Friday, June 24, 2005

Marriage = Wedding

Does marriage begin before the wedding? The process of planning a wedding is filled with many challenges that provide the bride and groom with a first-hand taste of married life with the exception of those who have hired a wedding planner to manage all of the wedding details.

Nevertheless, planning your own wedding is a monumental task – often requiring good time and money management skills. Because of this great effort, many couples select a plan of attack such as deciding first who will foot the bill. For this reason, the size and magnitude of a wedding often depend on whether a couple pays for the wedding with their own money, or with mom and dad’s money. The trend, however, is that more couples are paying for their own weddings, which is why planning a wedding is a crazy simulation quite like married life. The interesting aspect of planning a wedding is that brides often take the planning process into their own hands as the groom takes a back seat.

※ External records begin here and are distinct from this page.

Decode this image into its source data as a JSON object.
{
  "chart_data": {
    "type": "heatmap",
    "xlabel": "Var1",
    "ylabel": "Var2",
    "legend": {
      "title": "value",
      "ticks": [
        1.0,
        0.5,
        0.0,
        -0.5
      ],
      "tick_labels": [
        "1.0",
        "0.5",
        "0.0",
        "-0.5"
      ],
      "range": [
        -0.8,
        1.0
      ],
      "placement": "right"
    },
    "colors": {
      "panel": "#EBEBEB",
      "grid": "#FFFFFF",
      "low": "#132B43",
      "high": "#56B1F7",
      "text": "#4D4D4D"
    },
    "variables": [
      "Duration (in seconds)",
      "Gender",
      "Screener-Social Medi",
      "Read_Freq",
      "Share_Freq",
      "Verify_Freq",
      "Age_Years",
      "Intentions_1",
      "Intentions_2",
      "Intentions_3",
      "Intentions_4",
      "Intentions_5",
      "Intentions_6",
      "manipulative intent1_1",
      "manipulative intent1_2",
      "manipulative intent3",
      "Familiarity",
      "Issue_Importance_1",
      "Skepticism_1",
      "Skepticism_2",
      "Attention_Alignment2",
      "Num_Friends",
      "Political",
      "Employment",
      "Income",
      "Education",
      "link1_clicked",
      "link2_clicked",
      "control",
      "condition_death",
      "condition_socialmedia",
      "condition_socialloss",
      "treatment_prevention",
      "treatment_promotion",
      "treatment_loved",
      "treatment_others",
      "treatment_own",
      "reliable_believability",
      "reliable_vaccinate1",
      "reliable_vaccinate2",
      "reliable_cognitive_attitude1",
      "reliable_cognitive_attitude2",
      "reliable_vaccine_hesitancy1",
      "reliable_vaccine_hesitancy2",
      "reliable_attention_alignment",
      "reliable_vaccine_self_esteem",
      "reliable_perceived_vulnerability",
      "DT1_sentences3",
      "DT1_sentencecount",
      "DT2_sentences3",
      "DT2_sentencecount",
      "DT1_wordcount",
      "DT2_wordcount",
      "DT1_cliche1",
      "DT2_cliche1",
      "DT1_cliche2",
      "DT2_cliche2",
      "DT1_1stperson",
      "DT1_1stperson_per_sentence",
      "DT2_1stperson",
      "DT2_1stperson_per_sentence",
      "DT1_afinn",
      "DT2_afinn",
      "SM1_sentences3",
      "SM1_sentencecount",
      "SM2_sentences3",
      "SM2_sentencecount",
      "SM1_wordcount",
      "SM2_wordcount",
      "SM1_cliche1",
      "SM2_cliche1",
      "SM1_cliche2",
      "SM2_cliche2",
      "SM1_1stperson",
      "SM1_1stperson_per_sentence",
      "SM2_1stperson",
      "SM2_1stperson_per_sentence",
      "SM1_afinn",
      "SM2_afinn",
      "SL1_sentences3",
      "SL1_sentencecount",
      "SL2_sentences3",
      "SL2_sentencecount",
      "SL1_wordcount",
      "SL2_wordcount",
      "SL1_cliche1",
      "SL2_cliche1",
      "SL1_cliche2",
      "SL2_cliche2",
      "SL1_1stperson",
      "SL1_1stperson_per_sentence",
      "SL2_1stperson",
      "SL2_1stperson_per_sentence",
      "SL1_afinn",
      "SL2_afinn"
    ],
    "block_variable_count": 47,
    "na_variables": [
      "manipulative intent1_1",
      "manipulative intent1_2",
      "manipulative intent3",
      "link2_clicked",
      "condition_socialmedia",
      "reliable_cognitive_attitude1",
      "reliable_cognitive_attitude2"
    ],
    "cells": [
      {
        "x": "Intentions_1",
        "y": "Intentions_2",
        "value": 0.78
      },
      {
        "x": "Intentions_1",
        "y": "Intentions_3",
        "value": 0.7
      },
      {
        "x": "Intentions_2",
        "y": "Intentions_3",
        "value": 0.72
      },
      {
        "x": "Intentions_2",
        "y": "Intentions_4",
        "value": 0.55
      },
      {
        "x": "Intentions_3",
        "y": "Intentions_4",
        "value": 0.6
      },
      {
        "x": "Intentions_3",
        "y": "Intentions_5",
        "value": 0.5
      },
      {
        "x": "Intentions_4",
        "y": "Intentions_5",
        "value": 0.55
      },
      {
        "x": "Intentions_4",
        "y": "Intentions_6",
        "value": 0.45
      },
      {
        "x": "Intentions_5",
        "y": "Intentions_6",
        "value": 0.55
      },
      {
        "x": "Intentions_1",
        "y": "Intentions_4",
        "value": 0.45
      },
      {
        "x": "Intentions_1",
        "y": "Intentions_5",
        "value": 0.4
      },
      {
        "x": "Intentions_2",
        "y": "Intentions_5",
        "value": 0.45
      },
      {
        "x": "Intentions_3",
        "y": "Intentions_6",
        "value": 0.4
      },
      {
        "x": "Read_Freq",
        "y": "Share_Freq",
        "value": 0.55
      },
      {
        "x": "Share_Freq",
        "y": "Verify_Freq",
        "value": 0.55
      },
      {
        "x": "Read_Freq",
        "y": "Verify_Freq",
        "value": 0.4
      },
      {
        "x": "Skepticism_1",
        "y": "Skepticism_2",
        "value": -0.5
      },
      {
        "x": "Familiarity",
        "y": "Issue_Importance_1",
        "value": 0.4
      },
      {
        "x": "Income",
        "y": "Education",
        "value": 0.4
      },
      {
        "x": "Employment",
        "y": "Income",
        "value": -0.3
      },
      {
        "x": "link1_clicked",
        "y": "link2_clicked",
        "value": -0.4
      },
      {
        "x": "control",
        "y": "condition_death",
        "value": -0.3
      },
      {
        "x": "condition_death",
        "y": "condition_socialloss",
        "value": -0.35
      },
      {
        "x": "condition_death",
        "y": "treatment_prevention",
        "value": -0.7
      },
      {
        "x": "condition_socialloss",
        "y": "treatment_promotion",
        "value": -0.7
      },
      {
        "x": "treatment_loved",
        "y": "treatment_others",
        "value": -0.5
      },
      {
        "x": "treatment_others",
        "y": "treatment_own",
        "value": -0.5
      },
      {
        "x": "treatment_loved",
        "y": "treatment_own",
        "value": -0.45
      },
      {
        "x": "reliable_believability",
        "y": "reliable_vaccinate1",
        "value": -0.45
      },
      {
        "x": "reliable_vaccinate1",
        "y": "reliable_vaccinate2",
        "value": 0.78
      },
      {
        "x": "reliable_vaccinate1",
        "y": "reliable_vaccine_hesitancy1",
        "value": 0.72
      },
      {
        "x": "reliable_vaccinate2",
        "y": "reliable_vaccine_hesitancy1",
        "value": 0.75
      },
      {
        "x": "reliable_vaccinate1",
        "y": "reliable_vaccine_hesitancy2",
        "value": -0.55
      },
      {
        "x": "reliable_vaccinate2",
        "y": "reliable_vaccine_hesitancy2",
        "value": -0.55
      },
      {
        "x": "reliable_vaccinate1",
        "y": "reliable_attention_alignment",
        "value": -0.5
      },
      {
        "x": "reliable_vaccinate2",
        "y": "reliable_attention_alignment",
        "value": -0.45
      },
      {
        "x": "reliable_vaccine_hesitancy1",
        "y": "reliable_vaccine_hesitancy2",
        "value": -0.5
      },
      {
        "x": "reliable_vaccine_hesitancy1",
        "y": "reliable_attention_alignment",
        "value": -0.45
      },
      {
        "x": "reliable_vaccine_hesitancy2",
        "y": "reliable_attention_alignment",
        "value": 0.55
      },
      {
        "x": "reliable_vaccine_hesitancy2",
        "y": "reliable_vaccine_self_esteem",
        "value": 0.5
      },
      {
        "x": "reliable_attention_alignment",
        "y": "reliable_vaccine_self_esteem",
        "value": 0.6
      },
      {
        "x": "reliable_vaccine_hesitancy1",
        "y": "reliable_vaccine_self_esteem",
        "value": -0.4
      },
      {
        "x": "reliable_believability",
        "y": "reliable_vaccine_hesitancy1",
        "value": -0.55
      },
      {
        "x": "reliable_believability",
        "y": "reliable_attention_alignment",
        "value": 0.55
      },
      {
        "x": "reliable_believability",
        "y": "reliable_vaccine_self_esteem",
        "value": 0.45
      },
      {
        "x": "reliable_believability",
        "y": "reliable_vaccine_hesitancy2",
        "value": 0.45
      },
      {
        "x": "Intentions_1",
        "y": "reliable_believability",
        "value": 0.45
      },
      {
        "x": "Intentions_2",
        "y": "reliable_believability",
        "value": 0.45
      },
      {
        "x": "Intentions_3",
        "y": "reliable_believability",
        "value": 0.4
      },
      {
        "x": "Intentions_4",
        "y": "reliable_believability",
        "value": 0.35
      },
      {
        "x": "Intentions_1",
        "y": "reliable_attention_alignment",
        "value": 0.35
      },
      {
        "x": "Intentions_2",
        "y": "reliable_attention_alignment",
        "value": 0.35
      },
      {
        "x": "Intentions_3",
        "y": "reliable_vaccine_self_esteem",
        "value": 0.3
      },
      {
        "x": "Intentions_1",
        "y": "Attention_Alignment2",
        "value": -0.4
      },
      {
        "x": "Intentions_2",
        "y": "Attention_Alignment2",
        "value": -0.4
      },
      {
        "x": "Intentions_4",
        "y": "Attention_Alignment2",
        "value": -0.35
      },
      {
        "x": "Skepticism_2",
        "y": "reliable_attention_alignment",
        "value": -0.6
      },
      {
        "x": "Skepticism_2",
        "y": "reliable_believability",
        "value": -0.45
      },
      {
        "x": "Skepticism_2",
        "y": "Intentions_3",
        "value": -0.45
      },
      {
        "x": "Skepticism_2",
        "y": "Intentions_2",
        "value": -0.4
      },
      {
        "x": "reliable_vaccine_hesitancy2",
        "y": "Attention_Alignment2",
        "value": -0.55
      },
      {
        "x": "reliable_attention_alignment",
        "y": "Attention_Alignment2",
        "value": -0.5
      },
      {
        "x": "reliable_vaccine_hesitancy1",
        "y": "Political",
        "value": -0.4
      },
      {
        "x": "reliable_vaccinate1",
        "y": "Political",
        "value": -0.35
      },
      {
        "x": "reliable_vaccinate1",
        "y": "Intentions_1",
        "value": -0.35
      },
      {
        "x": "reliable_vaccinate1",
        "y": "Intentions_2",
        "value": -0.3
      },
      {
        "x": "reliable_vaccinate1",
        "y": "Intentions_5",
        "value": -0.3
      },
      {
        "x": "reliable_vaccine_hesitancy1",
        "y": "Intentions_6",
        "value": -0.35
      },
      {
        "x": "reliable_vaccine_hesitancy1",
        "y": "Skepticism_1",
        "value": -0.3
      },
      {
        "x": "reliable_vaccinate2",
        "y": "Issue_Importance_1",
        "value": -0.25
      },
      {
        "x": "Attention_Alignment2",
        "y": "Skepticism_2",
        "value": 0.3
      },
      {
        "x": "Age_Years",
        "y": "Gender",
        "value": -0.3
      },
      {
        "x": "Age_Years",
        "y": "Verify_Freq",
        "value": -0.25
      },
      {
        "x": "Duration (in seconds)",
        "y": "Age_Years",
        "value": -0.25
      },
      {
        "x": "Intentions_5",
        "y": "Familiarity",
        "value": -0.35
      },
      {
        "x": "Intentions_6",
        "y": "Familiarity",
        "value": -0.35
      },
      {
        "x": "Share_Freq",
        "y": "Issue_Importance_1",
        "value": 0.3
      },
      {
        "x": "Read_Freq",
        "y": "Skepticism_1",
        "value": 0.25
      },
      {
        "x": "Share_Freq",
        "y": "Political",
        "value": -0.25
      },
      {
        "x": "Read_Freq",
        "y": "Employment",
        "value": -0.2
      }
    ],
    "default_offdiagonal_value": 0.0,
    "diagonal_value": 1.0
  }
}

I find that such an arrangement is an indication of how the couple will handle future decisions. The risk in having one partner do all the planning often becomes a game of assumptions wherein one partner will assume that the other wants to take on a task on their own as the other partner withdraws. Oddly enough couples that do share tasks equally in the planning process may very well end up having more success in their marriage as they take on a mutual roles. I think brides need to get grooms more involved in the wedding simply because it gives them the opportunity to not only learn about each other, but also identify how well they work together during challenging times. There are many lessons to be learned that will be helpful in facing a future together. In a nutshell, if the groom wants to know the meaning of fondant, Jordan almonds, or a calla lilies; I say, that brides should let them know!

1 comment:

Bill said...

I think weddings are more a 'witness' of a couple deciding to 'join up'... It's not the ceremony, the paperwork, or the rings that keep them bound to one another. It's how they work together to build their lives... In my opinion, if that mutual effort ever stops, the union will stop soon after.